MSF has been also providing information on legal matters and individual assistance with asylum claims, in partnership with the Greek Council for Refugees. In 2017, 192 individuals/families were represented and supported by GCR / MSF lawyers among which 52 patients of MSF. MSF has been supporting the ‘Samos Volunteers’ group with in-kind donations; in early January 2018, a massive MSF donation of hygiene items was distributed through their volunteers’ network to the RIC population, to contribute to a needed sanitization effort of the overcrowded camp.

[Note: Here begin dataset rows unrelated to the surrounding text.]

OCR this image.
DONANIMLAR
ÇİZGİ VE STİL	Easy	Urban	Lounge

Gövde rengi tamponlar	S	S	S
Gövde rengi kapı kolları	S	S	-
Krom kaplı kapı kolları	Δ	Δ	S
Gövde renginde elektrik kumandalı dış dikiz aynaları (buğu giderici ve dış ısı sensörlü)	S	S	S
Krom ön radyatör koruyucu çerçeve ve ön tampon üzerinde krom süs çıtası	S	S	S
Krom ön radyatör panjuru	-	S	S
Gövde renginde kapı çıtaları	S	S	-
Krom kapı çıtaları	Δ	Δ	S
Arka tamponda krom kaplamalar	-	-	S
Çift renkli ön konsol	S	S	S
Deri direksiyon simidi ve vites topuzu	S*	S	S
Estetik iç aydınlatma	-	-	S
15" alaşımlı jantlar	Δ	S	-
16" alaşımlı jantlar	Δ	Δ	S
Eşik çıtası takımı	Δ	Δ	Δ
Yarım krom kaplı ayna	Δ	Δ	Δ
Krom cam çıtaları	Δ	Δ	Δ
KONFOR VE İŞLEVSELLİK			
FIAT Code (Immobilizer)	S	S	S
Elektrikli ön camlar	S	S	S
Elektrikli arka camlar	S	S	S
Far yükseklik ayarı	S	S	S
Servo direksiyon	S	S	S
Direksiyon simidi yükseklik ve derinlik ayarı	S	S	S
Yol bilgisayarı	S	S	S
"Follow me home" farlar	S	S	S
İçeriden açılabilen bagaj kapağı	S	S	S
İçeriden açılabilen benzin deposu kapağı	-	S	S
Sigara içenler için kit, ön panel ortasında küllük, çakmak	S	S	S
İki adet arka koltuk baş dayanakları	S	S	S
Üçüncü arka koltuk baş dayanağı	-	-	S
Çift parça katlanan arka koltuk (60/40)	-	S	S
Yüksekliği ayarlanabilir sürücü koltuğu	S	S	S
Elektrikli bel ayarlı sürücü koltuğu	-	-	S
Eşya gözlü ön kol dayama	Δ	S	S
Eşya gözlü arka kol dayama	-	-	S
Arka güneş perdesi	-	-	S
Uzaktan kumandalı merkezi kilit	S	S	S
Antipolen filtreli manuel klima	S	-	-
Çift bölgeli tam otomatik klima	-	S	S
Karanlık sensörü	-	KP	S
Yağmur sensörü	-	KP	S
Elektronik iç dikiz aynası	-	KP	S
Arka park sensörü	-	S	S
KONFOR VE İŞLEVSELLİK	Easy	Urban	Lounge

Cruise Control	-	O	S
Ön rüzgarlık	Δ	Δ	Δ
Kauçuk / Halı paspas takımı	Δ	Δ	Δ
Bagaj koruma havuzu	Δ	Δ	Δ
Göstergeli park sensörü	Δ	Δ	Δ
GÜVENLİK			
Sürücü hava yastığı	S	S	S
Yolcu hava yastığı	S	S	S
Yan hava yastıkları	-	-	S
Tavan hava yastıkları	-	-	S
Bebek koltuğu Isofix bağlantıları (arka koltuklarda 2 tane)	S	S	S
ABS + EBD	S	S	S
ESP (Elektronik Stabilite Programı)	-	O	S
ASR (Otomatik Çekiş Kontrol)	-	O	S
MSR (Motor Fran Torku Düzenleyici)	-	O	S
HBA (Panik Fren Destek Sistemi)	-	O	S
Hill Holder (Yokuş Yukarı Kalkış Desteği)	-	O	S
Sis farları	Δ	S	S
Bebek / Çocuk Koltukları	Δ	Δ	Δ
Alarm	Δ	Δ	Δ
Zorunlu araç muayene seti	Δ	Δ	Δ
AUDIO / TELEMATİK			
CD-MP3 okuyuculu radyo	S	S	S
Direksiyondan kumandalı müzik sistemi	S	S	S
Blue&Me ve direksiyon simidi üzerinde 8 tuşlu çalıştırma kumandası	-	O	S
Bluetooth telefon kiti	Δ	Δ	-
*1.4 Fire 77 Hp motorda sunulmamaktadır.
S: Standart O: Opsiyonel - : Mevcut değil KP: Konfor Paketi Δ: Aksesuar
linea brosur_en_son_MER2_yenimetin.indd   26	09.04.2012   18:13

Further MSF proposals for improving water and sanitation facilities in the RIC, as well as rodent control, have been sadly refused by the RIC management. However, by the end of March 2018, MSF will be launching a laundry station very close to the RIC to be run by ‘Samos Volunteers’.  Finally, between October 2017 and February 2018, an MSF team held a medical intervention in the police station of Vathy, in collaboration with other actors and competent authorities, visiting detainees every two weeks, in order to improve access to healthcare services and ensure the administration of needed medication and referral to the local hospital if needed.